O coronel reformado do Exército Paulo Malhães, conhecido por sua atuação na repressão política durante a ditadura militar, foi morto dentro de casa, no bairro Ipiranga, na área rural de Nova Iguaçu, Baixada Fluminense, na manhã desta sexta-feira (25). Segundo a Divisão de Homicídios da Baixada, a casa do coronel de 76 anos foi invadida por volta das 13h desta quinta (24). Segundo sua mulher, Cristina Batista Malhães, ela e o caseiro teriam sido feitos reféns até as 22h.
Ainda segunda a viúva, que prestou depoimento, pelo menos três homens participaram da ação, um deles com o rosto coberto. Os criminosos mantiveram as vítimas em cômodos separados e fugiram levando armas que o oficial colecionava e dois computadores.
Segundo policiais, os peritos não encontraram marcas de tiros no local, mas a hipótese de que ele tenha sido baleado não foi descartada. Os agentes buscam imagens de câmeras de segurança que possam auxiliar na identificação da autoria do crime.
O crime ocorre cerca de um mês depois de o militar ter admitido na Comissão Nacional da Verdade que participou de torturas e desaparecimentos durante a ditadura, inclusive o do ex-deputado Rubens Paiva (veja na reportagem ao lado, do Jornal
O local não tem câmeras de segurança, de acordo com o delegado Fábio Salvadoretti, que investiga o caso. A mulher e o caseiro não conseguiram reconhecer os criminosos, mas afirmam não ter sofrido violência física.

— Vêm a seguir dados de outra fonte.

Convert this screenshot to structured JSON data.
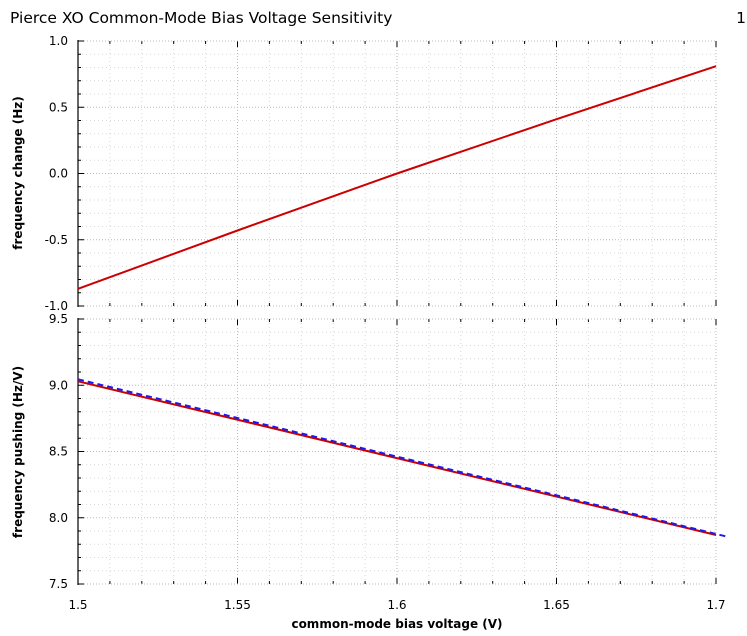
{
  "header": {
    "title": "Pierce XO Common-Mode Bias Voltage Sensitivity",
    "page_number": "1"
  },
  "colors": {
    "background": "#ffffff",
    "grid": "#b8b8b8",
    "axis": "#000000",
    "series_red": "#cc0000",
    "series_blue": "#1a1aee"
  },
  "chart_data": [
    {
      "type": "line",
      "title": "Pierce XO Common-Mode Bias Voltage Sensitivity",
      "ylabel": "frequency change (Hz)",
      "xlabel": "",
      "xlim": [
        1.5,
        1.7
      ],
      "ylim": [
        -1.0,
        1.0
      ],
      "y_ticks": [
        -1.0,
        -0.5,
        0.0,
        0.5,
        1.0
      ],
      "y_tick_labels": [
        "-1.0",
        "-0.5",
        "0.0",
        "0.5",
        "1.0"
      ],
      "grid": true,
      "series": [
        {
          "color": "#cc0000",
          "dash": "solid",
          "x": [
            1.5,
            1.55,
            1.6,
            1.65,
            1.7
          ],
          "y": [
            -0.87,
            -0.43,
            0.0,
            0.41,
            0.81
          ]
        }
      ]
    },
    {
      "type": "line",
      "ylabel": "frequency pushing (Hz/V)",
      "xlabel": "common-mode bias voltage (V)",
      "xlim": [
        1.5,
        1.7
      ],
      "ylim": [
        7.5,
        9.5
      ],
      "y_ticks": [
        7.5,
        8.0,
        8.5,
        9.0,
        9.5
      ],
      "y_tick_labels": [
        "7.5",
        "8.0",
        "8.5",
        "9.0",
        "9.5"
      ],
      "x_ticks": [
        1.5,
        1.55,
        1.6,
        1.65,
        1.7
      ],
      "x_tick_labels": [
        "1.5",
        "1.55",
        "1.6",
        "1.65",
        "1.7"
      ],
      "grid": true,
      "series": [
        {
          "color": "#cc0000",
          "dash": "solid",
          "x": [
            1.5,
            1.7
          ],
          "y": [
            9.03,
            7.87
          ]
        },
        {
          "color": "#1a1aee",
          "dash": "dashed",
          "x": [
            1.5,
            1.703
          ],
          "y": [
            9.045,
            7.86
          ]
        }
      ]
    }
  ]
}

O corpo de Paulo Malhães foi levado para o Instituto Médico-Legal (IML) de Nova Iguaçu.
O Clube Militar, associação que reúne militares da reserva do Exército, informou que não se pronunciará sobre o caso por não conhecer as circunstâncias da morte do coronel. O chefe de gabinete da presidência da instituição, coronel Figueira Santos, afirmou que o Clube Militar só irá se manifestar se surgir algum "fato novo". O Comando Militar do Leste, no Rio, também informou que não vai comentar o caso, já que as investigações estão a cargo da Polícia Civil.
Em março, em dois depoimentos diferentes, um à Comissão Estadual da Verdade do Rio, no dia 21, e outro na Comissão Nacional da Verdade, dia 25, Paulo Malhães deu detalhes sobre torturas e desaparecimento de corpos durante a ditadura. Primeiro, declarou ter desaparecido com o corpo do ex-deputado Rubens Paiva, morto em 1971. No segundo momento, voltou atrás e afirmou não lembrar se foi ele que executou a ação.
“Eu só disse [à imprensa] que fui eu porque eu acho uma história muito triste, quando a família leva 38 anos dizendo que quer saber o paradeiro. Eu não sou sentimental, não, mas tenho as minhas crises”, justificou, na época.
Presidente do grupo Tortura Nunca Mais, Victória Grabois, considera que o crime demonstra “perigo” para quem investiga a ditadura. “É estarrecedor o que aconteceu. Espero que o Estado brasileiro tome as medidas cabíveis, acione as polícias estadual e Federal para apurarem o que realmente aconteceu. Nós, dos direitos humanos, temos que ficar atentos. Se isso aconteceu com um militar, nós estamos passando por muito perigo”, declarou.
Victória teme que as investigações da Comissão da Verdade sejam prejudicadas devido ao assassinato. “A morte do coronel é uma ameaça, porque outros torturadores podem ficar acuados para prestar depoimentos e esclarecimentos sobre o que aconteceu na época da ditadura militar. Temos que abrir os arquivos da ditadura o quanto antes”, disse.
A Polícia Federal informou que não é atribuição do órgão a apuração desse crime.